I have heard back from several people that they are getting better display in Firefox and Opera than I am in IE. About a year ago someone strongly suggested that I switch to Firefox. So why am I still using IE?

The most important reason is that I need to figure out how one thing works before I move on to another. A couple of years ago I bought a new computer and downloaded as many fonts and keyboards as I felt like. The upshot was that I got a little confused, nothing seemed to work as I expected and I couldn't explain my problem because I didn't know what application I was working in half the time. Well, that computer had a little accident.

So this time I am going nice and slow, one thing at a time. One application a week, maybe installing one new keyboard or learning one new thing and testing that out for a while.

Now the real reason for deciding that IE is the browser I am sticking with in the short term is because the Devanagari/Tamil Syllabic Editor was developed for IE and so far only works in IE. This is an application I am working with frequently so ... Here is Richard's take on this.

"Internet Explorer also offers some useful non-standard capabilities that Firefox doesn't. For example, the page the Tamil 'syllabic input' picker was adapted from uses an IE feature that allows the javascript to track cursor movement over arbitrary dynamic HTML text and thereby allows the insertion of formatting mark-up. "

I don't exactly understand this but I use it.

In the meantime if characters in Extended Latin don't display on a webpage I change the font in my browser to Microsoft Sans Serif since it displays 179 characters. I found browser font display under the Tools menu> Internet Options.

I am a bit of a technophobe actually but I am trying to deal with it in order to indulge in my love of writing systems. Thanks for your help.


Blogger Simon said...

It's ok to have more than one browser on your system as they can coexist.

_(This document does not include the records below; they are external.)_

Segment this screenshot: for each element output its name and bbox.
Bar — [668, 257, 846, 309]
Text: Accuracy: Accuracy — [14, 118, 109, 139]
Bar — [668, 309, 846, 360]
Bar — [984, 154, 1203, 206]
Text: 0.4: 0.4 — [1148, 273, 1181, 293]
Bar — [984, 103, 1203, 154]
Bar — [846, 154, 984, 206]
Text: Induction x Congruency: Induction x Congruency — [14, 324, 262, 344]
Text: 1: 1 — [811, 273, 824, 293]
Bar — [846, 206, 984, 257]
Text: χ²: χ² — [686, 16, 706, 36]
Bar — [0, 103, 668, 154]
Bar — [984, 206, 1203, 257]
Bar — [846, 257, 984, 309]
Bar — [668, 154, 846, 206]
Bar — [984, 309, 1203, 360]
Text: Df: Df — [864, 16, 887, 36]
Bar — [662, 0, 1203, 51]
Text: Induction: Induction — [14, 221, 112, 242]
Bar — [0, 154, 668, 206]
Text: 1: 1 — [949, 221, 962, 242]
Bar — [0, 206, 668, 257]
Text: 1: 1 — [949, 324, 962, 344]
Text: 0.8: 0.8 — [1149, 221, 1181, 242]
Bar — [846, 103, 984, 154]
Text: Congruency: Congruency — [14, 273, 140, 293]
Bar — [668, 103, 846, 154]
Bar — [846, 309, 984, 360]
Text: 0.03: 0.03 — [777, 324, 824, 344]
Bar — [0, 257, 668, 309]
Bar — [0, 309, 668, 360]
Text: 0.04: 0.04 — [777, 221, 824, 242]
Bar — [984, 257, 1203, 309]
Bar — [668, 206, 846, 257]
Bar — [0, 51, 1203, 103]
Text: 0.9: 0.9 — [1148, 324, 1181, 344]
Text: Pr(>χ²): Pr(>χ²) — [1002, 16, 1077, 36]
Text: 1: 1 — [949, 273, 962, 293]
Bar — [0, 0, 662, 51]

In addition, it helps to have at least two independent implementations so that you can distinguish between implementation errors and problems with the standards.

It's well known that IE does not support well the relevant Web standards (CSS2, DHTML, etc).

Also, on my system, the following Unicode test pages appear ok with Firefox but IE cannot render some of the scripts (remember, it's the same system, so they pull from the same font database).


Plane 1 (install needed fonts, Firefox displays all)

11:48 AM  
Anonymous Anonymous said...

Thanks Simon, I was just beginning to realize that. I was starting to figure out that, in general, other people are seeing things that I am not. However, I guess I learned a good lesson about how to define fonts and set the fonts in IE, etc.